Green Button

BOMA T.O. comments on Green Button proposal

Monday, August 22, 2016

The Building Owners and Managers Association of the Greater Toronto Area’s (BOMA Toronto) recently published letter to the Ontario Ministry of Energy (MOE) offers nine recommendations on the draft policy of the province’s Green Button energy data analytics network.

The document, authored by Bala Gnanam, director of sustainable building operations & strategic partnerships, BOMA Toronto, supports Green Button as “an important tool for promoting compliance to impending Energy and Water Reporting and Benchmarking (EWRB) Regulation, under Bill 135, and for promoting better building performance in general.”

“We believe easy access to utility consumption data through Green Button would not only make it effortless for property managers and landlords to comply with EWRB regulation, but also the availability of real-time interval data would lead to greater understanding and management of energy use and subsequently impact the overall efficiency of the building and help drive down costs,” states Gnanam in the letter.

Recommendations to ensure the draft policy is fair, practical and meets the needs of the commercial real estate industry include:

Recommendation 1: The draft proposal should require all electricity, natural gas and water utilities and unit sub-metering companies to adopt both Green Button (GB) standard Download My Data and Connect My Data for commercial customers.

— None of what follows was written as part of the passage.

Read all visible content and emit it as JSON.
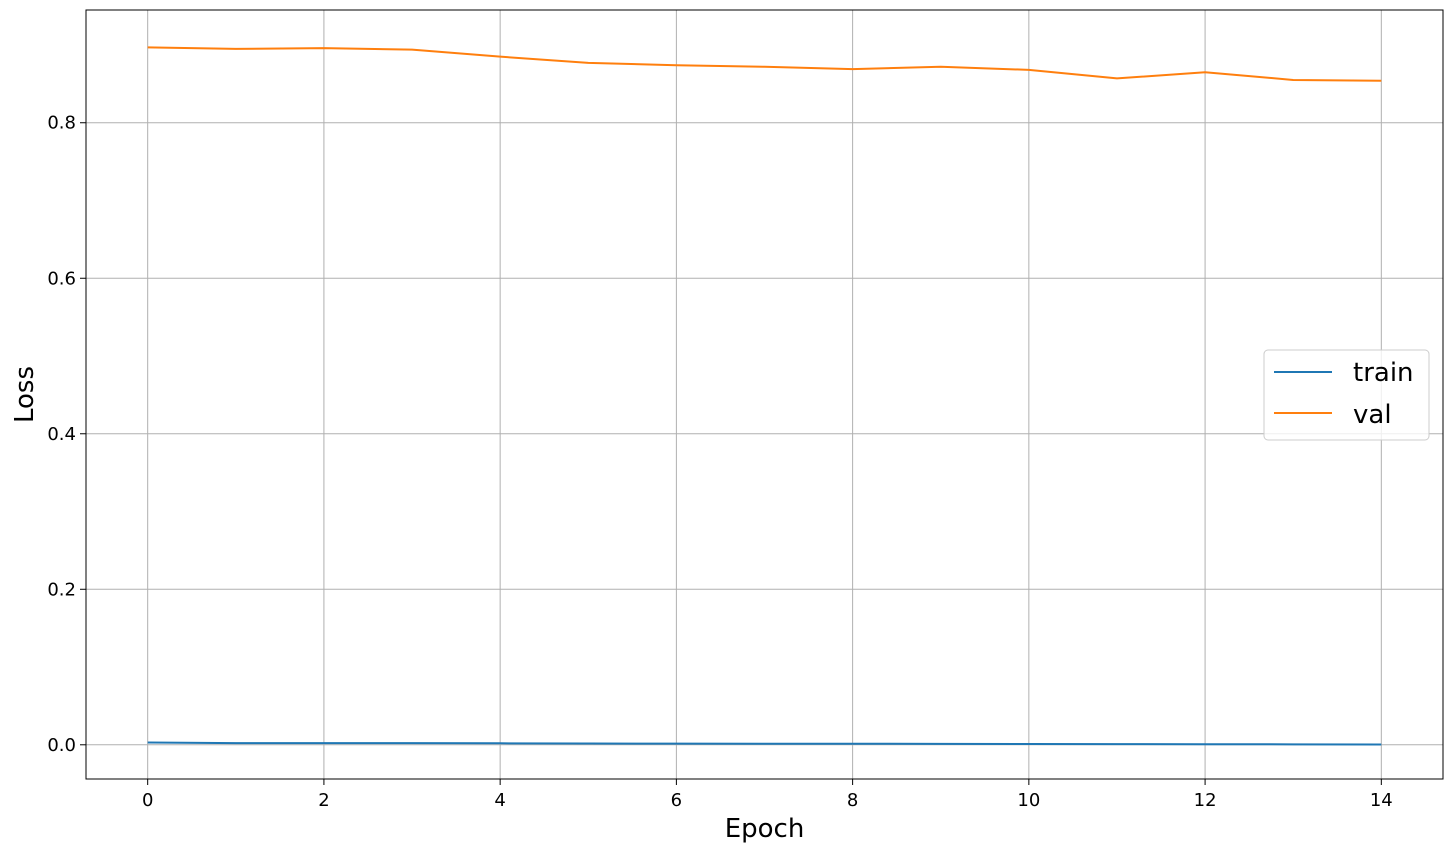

Recommendation 2: The draft proposal should require all electricity, natural gas and water utilities to use uniform billing format and provide consistent content (subject to type of utility) when invoicing its customers, and where applicable, provide a single bill containing all three utility types.

Recommendation 3: The draft proposal should consider implementing the GB standard through a single and integrated platform for each utility type hosted by a secure and regulated service provider.

Recommendation 4: The draft proposal should require/allow utility and application service providers to register their offer of services through a single platform, rather than registering separately with each utility.

Recommendation 5: The draft proposal should indicate that the entire process of implementation, support and maintenance of GB standard be managed by either MOE or by another single service provider who is thoroughly vetted and approved by MOE, with adequate oversight and governance.

Recommendation 6: The draft proposal should aim to phase-in GB implementations starting with Ontario’s CLD and water utilities of large Ontario cities, and mandate compliance by December 2017 – aligned with the end of Year 2 of the EWRB implementation.

Recommendation 7: MOE must work with NRCan to enable ESPM to become GB compliant and integrate Connect My Data to support EWRB.

Recommendation 8: MOE should create a special working group or a committee consisting of representatives from utilities, customers and energy service providers to discuss and agree on the interpretation of the GB standard. This group could also be tasked with drafting the format and defining the content for utility bills so that customer bills across Ontario will have the same format and content.

Recommendation 9: The draft proposal should require/allow a formal GB certification and seal for service providers, ensuring customers that these service providers have met all the technical and privacy requirements to provide GB solutions.